Die Wolke bestimmt den Weg

Den IT Cloud Ansatz gibt es ja nun schon länger. „Irgendwie“ von Amazon mit EC2 begonnen und über die Google App Engine verfeinert. Nun ziehen weitere Anbieter nach, so wie z.B. SpringSource mit ihren neuen Enterprise Java Services.

Als Mitarbeiter von internationalen Großkonzernen habe ich diesen Trend interessiert verfolgt, mir aber auch immer gedacht: „Cool, aber ein Großunternehmen wird wohl nie seine Services und Daten bei Google hosten“.

Jetzt bin ich bei einer Diskussion über Cloudsysteme, die kritisierte, dass diese die Anwendungsentwicklung durch stringente Technologievorgaben stark einschränken, auf die Idee gekommen: „Den hier skizzierten Nachteil kann man doch auch zum Vorteil nutzen?“.

Seit über 10 Jahren bin ich nun in Architektur- und verschiedenen Leitungsfunktionen in diesen internationalen Konzernen unterwegs, seit 20 Jahren entwickle ich Software, und immer war meine Aufgabe, Anwendungsentwicklungstechnologien durch klare Vorgaben zu standardisieren und einzugrenzen, um die kostentreibende Flut vieler Entwicklungswerkzeuge und Frameworks einzuschränken bzw. zu begrenzen. Diese Aufgabe war stets aufwändig und auch in agilen Teams schwer zu kontrollieren bzw. einzufordern.

Mit einem Cloudansatz würde man diese sinnvolle Arbeit automatisieren.
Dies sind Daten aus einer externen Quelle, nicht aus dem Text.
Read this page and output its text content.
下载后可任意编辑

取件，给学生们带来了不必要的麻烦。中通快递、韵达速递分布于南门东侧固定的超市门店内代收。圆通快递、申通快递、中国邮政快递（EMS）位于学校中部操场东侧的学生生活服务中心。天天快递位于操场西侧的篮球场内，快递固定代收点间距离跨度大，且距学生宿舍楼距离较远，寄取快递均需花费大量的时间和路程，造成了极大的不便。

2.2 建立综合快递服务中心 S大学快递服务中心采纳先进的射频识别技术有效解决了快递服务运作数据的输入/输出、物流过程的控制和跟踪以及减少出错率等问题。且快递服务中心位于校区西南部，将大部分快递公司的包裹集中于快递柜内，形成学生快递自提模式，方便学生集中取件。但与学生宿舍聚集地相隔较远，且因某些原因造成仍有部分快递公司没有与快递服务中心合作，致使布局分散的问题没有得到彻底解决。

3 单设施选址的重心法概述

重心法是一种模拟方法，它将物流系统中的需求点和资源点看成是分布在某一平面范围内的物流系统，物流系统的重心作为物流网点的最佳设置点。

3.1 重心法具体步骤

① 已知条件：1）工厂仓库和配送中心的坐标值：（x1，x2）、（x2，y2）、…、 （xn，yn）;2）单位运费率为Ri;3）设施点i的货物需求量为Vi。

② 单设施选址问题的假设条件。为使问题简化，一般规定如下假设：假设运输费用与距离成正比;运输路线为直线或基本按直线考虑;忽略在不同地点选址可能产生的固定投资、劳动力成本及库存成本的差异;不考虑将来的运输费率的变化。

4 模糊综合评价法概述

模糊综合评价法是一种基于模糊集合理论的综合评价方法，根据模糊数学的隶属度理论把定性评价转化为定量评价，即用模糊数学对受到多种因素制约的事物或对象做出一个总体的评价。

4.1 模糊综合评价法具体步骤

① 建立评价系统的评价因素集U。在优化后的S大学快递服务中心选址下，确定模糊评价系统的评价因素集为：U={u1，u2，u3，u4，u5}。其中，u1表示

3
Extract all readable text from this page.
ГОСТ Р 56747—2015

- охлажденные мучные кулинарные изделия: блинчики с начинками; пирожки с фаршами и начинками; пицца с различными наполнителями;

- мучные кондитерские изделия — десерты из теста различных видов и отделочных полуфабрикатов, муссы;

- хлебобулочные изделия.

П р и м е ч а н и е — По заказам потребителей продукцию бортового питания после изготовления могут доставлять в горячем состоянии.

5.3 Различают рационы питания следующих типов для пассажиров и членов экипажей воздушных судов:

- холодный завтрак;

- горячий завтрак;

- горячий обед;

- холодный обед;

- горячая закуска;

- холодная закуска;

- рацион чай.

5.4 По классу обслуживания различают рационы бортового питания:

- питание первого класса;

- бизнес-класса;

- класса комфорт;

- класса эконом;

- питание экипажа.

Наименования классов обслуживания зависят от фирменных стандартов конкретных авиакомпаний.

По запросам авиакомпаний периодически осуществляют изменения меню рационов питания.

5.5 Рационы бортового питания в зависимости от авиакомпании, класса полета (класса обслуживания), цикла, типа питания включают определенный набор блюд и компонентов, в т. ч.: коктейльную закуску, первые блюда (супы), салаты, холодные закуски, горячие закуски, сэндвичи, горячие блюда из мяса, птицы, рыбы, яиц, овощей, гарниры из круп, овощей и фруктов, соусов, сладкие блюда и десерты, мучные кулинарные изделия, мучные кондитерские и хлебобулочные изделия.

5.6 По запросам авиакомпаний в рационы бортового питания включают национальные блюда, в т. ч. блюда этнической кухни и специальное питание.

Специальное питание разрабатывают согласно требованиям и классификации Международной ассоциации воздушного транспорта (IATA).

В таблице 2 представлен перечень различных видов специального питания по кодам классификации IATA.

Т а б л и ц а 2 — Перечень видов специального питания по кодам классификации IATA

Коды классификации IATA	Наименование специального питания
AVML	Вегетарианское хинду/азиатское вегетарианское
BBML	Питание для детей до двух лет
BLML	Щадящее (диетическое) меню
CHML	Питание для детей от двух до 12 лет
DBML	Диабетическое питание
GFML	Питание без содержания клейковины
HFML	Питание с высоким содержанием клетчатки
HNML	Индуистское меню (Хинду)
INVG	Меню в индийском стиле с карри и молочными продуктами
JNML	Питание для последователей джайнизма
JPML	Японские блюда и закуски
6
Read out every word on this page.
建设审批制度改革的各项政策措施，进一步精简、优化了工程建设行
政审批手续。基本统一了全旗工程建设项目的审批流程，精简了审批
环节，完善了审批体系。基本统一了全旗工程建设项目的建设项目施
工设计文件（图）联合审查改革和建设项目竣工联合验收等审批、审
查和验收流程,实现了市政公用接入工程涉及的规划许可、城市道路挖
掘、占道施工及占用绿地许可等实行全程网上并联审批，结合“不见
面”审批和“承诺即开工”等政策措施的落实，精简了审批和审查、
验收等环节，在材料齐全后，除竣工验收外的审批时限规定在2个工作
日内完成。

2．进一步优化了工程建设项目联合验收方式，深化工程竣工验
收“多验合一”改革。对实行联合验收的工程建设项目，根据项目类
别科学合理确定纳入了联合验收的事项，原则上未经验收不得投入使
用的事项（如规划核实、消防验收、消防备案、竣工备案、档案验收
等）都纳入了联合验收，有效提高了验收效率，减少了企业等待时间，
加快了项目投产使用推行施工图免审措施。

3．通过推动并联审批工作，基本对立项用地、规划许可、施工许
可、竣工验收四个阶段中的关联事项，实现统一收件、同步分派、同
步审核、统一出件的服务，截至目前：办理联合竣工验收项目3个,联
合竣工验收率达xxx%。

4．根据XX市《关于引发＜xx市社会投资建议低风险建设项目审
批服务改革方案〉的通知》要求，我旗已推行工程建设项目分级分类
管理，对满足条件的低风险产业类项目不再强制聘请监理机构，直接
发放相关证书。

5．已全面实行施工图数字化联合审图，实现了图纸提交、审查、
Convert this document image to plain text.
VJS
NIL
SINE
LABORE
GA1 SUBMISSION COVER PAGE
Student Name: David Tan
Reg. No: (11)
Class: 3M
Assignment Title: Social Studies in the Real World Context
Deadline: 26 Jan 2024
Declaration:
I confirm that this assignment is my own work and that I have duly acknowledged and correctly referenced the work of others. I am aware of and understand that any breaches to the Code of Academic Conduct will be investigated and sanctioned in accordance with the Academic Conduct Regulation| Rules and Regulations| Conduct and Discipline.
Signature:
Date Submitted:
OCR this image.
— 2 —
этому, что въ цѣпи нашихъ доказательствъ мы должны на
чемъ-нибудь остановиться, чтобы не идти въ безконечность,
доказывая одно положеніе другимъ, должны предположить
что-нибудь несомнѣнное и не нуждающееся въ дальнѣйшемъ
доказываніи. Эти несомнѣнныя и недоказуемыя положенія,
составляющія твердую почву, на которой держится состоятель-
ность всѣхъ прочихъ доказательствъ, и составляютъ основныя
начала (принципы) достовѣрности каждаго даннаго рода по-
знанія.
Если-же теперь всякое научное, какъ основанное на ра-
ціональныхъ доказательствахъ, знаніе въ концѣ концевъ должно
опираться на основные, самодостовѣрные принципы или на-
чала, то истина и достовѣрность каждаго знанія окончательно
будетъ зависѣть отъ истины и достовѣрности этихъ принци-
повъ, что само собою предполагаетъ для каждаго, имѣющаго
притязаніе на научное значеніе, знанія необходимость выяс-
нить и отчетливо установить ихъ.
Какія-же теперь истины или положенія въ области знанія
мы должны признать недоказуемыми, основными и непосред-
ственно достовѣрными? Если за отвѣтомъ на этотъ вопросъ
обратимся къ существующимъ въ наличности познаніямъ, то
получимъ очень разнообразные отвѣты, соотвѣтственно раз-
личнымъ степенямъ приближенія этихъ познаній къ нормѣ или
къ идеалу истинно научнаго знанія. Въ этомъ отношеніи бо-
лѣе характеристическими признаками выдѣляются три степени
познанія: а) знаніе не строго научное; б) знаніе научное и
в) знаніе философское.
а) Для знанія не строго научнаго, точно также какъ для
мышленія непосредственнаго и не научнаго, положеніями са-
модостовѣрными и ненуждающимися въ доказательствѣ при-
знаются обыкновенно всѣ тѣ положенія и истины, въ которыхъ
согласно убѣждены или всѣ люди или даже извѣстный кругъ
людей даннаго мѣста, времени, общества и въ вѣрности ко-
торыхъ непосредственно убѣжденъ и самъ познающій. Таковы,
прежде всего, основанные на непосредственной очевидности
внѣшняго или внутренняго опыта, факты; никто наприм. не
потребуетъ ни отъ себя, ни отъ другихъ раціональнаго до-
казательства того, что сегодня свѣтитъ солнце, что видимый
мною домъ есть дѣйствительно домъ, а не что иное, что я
Große Unternehmen hosten nicht bei Google, sondern bauen sich in ihren riesigen Datacenters eigene Cloudsysteme nach Vorbild der Google App Engine auf (vielleicht kann man diese auch bei Google oder woanders einkaufen?).

Mit dieser Cloud wird dann der Standard-Technologie-Stack vorgegeben und nur das betrieben, was einer vorgegebenen Strategie entspricht. Somit wird an zentraler Stelle automatisch und ohne den erhobenen Zeigefinger der üblichen Deploymentkontrollen die Frage der kostenreduzierenden Entwicklungsstandards entschieden.

Ich denke, dieser Ansatz macht vorallem für große Unternehmen sehr viel Sinn. Bei Unternehmen mit 30.000 oder 100.000 Mitarbeitern laufen in der Regel auch einige tausend Entwickler durch die Gegend.
Diesen würde „die Wolke“ dann „blind“ den Weg zeigen 🙂

Und sicher, natürlich die ganzen Vorteile, die eine Clould sonst noch mit sich bringt – Einfachheit, Schnelligkeit, Sicherheit, Zuverlässigleit, Skalierung und, und, und…

Ich bin mal gespannt, wann es die ersten, internen Großunternehmen-Clouds geben wird. Enterprise- und Software Architekten werden sich in diesen Unternehmen freuen, da bin ich mir sicher…und die Unternehmen auch.